# Where can I find Sodium Thiosulfate here?



## MBen89 (Jul 24, 2015)

I have large tanks and I do water changes frequently, so I go through water de-chlorinators like chocolate pretty much  I watched a few videos on YouTube and both guys mentioned that using Sodium Thiosulfate crystals is a much cheaper alternative to buying water de-chlorinators since one gallon supposedly cures 37,000 gallons of water or something along those lines.
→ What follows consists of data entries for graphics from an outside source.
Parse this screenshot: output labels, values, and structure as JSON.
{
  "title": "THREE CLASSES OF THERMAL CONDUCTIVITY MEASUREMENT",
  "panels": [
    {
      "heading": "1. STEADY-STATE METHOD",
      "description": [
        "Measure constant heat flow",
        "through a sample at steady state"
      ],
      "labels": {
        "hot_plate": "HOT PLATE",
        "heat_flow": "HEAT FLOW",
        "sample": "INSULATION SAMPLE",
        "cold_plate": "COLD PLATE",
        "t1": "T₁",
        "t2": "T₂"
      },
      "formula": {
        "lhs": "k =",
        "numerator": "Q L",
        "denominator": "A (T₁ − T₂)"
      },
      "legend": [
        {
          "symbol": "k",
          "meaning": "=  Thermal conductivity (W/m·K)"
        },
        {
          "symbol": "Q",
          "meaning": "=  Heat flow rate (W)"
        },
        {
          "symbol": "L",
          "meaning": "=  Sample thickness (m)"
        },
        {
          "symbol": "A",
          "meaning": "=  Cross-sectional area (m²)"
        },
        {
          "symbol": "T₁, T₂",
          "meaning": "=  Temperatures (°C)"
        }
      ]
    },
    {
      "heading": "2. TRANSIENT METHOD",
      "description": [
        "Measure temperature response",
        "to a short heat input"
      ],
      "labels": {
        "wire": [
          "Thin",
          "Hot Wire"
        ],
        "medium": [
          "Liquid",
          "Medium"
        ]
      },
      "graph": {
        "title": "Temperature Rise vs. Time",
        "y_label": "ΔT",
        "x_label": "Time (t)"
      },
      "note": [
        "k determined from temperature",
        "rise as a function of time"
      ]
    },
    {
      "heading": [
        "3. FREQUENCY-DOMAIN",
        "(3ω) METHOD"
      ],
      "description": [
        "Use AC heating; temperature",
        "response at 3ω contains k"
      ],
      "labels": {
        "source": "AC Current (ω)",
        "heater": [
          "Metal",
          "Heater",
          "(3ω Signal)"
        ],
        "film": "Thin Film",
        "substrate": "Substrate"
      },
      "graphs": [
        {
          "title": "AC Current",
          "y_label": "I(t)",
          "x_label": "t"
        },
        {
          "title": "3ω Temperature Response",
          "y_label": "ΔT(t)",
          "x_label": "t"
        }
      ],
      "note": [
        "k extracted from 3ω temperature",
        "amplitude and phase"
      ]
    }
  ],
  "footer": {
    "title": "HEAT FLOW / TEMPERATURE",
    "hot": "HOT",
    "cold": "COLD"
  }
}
Does anyone know where I could find it for a decent price? I tried Ken's fish but the shipping price is out of this world it's around $92 for a one pound bag of that stuff..... let me know if you have an idea and if you've experienced with the Sodium Thiosulfate as an alternative to water conditioners.


----------



## blunthead (Jan 24, 2011)

i have a 4kg bucket of seachem safe, it should last a lifetime lol
pm me if interested


----------



## BillD (Jun 5, 2006)

http://www.fishfarmsupply.ca/mm5/merchant.mvc?Screen=PROD&Store_Code=FFS&Product_Code=ST1A try this place.


----------



## bob123 (Dec 31, 2009)

I use Prime which I believe is the best for removing chlorine as well as chlorimine. 1 - 4 litre jug will do about 40,000 litres of water, that one jug last me more than a year. Another thing you can't over dose with Prime also I will add it to water when I know my fish will be in an unfiltered tank for more than 24 hours with no problems. I am sending you a pm as well.


----------



## blunthead (Jan 24, 2011)

seachem safe is just a more concentrated and powder form of prime
here's the link
http://www.seachem.com/Products/product_pages/Safe.html


----------